Na coluna de hoje, pretendemos traçar alguns contornos mais precisos para aquilo que assentamos na oportunidade anterior e, ao mesmo tempo, apreciar as considerações formuladas pelo professor Atienza para saber se elas são, de fato, corretas.

A hermenêutica funda-se em algo que podemos mencionar como empatia: uma disposição ou abertura ao outro que alimenta um certo amor pelo diálogo. É com esse intuito que daremos continuidade à discussão que foi, de certa forma, iniciada com a publicação da entrevista do professor Atienza e que, a partir de seu último texto, passa a projetar novos horizontes temáticos.

Registramos de novo o notável impacto que sua obra produz no pensamento jurídico brasileiro. Agregamos, ademais, que nutrimos um profundo respeito por sua trajetória. As considerações que se seguem são de cunho estritamente acadêmico.

Qual era o propósito básico de nossa coluna anterior?
O propósito básico da coluna anterior girava em torno da “questão Heidegger”. Tratou-se de elucidar o papel desempenhado pelo paradigma filosófico da fenomenologia hermenêutica no contexto da reflexão jurídica, uma vez que algumas assertivas lançadas — com certa ironia — por Atienza em sua entrevista pode(ria)m gerar uma série de mal-entendidos. O principal deles reside no preconceito equivocado de que haveria em nossas reflexões uma espécie de passagem direta da filosofia heideggeriana para as questões jurídicas. Ora, achamos que isso já estava claro. Nossa análise é paradigmática. Criticamos os fundamentos do conhecimento.

Nunca pensamos — até porque fazemos já de há muito uma antropofagia de Heidegger, Gadamer, Dworkin etc. — em colocar a hermenêutica a salvo de críticas. O ponto de nosso argumento era outro: a crítica específica feita por Atienza estava errada, levando o leitor ao falso entendimento de que, tanto a aproximação que se faz entre Heidegger e o Direito quanto à própria hermenêutica seriam inócuas (afinal, o que Heidegger tem a ver com o Direito, não é mesmo?). Novamente destacamos: essa critica não se apresenta como válida porque não atinge o ponto mais decisivo do nosso argumento.

Entendemos que há uma questão anterior ao jurídico e que possui espessura filosófica: o problema do conhecimento e o modo como é retratado e enfrentado ao longo da história da Filosofia.
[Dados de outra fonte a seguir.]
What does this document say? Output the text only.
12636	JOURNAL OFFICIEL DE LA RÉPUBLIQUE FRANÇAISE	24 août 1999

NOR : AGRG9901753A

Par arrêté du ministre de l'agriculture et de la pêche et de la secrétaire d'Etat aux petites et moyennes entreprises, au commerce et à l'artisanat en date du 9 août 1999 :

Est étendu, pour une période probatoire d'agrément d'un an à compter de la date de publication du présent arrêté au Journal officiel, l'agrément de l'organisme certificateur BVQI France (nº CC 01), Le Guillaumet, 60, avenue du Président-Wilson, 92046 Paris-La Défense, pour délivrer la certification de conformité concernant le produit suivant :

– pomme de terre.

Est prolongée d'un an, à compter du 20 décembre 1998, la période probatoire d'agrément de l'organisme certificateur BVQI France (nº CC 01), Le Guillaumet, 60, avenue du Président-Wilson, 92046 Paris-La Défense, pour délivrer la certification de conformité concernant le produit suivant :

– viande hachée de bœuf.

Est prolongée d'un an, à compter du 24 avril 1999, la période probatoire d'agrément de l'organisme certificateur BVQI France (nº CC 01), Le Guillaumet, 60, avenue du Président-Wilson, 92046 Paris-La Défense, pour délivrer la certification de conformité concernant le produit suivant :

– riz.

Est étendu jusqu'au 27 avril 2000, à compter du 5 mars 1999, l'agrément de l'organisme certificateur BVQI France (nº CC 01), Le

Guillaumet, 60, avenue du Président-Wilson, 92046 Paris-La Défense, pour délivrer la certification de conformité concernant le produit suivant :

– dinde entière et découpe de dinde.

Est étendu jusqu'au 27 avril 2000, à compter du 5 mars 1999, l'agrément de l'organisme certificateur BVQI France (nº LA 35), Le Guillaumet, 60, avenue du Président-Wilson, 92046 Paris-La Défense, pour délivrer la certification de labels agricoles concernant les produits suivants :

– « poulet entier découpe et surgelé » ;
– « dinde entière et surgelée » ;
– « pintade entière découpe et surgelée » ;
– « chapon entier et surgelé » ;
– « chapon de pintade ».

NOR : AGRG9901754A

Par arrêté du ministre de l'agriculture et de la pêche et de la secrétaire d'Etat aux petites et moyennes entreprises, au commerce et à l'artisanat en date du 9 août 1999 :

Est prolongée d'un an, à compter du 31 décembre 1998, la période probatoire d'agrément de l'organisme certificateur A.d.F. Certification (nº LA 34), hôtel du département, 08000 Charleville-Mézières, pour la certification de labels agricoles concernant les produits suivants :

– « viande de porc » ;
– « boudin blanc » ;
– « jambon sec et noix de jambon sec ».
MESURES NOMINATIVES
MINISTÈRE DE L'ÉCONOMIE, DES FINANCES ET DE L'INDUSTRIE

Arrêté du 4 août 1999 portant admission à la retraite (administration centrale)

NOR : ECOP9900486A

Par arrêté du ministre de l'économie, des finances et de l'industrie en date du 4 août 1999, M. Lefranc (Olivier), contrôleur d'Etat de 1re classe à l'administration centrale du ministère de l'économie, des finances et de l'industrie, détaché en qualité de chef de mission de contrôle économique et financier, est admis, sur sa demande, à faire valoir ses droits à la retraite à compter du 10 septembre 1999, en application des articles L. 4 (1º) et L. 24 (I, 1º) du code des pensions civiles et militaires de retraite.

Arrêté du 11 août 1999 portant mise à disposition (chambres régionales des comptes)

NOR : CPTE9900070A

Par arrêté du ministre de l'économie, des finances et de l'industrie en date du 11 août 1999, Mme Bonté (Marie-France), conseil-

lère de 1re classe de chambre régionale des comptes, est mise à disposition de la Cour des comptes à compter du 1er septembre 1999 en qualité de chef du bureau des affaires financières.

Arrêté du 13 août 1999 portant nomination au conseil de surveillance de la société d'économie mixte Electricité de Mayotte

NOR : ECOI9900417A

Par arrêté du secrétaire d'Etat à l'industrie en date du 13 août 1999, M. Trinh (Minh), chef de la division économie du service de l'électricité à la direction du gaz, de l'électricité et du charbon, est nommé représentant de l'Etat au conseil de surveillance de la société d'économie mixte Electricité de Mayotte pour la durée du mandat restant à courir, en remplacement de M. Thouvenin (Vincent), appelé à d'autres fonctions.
Em algumas épocas, há elementos condensadores que nos permitem descrever de que forma essa questão foi tratada pelos autores que dela se ocuparam. Podemos nomear esses acontecimentos como paradigmas filosóficos. Cada vez que observamos um modo específico de se organizar as questões relativas ao conhecimento (questões de método, critérios de verdade etc.), temos aí um paradigma filosófico. Assim, alterando-se o paradigma filosófico, altera-se também a relação que desenvolvemos com os objetos, no nível do empírico. Disso Atienza não se dá conta. O trabalho que desenvolvemos — e que há tempos vem sendo nomeado como Crítica Hermenêutica do Direito — procura escavar a superfície dos conceitos jurídicos para mostrar de que modo eles se relacionam com esses pressupostos gnosiológicos — ou paradigmas filosóficos — que, no fundo, continuam “contando um mito”.

Sobre Heidegger e a crítica das súmulas
Atienza insiste na admoestação, feita em sua entrevista, no sentido de que lhe parece infrutífero procurar encontrar em Heidegger a “chave para compreensão ou crítica das súmulas vinculantes”. Em seu novo texto, Atienza traz à colação um artigo de Lenio Streck que, na interpretação oferecida por ele, poderia corroborar o acerto de sua afirmação. Todavia, entendemos que, mais uma vez, o professor espanhol está equivocado.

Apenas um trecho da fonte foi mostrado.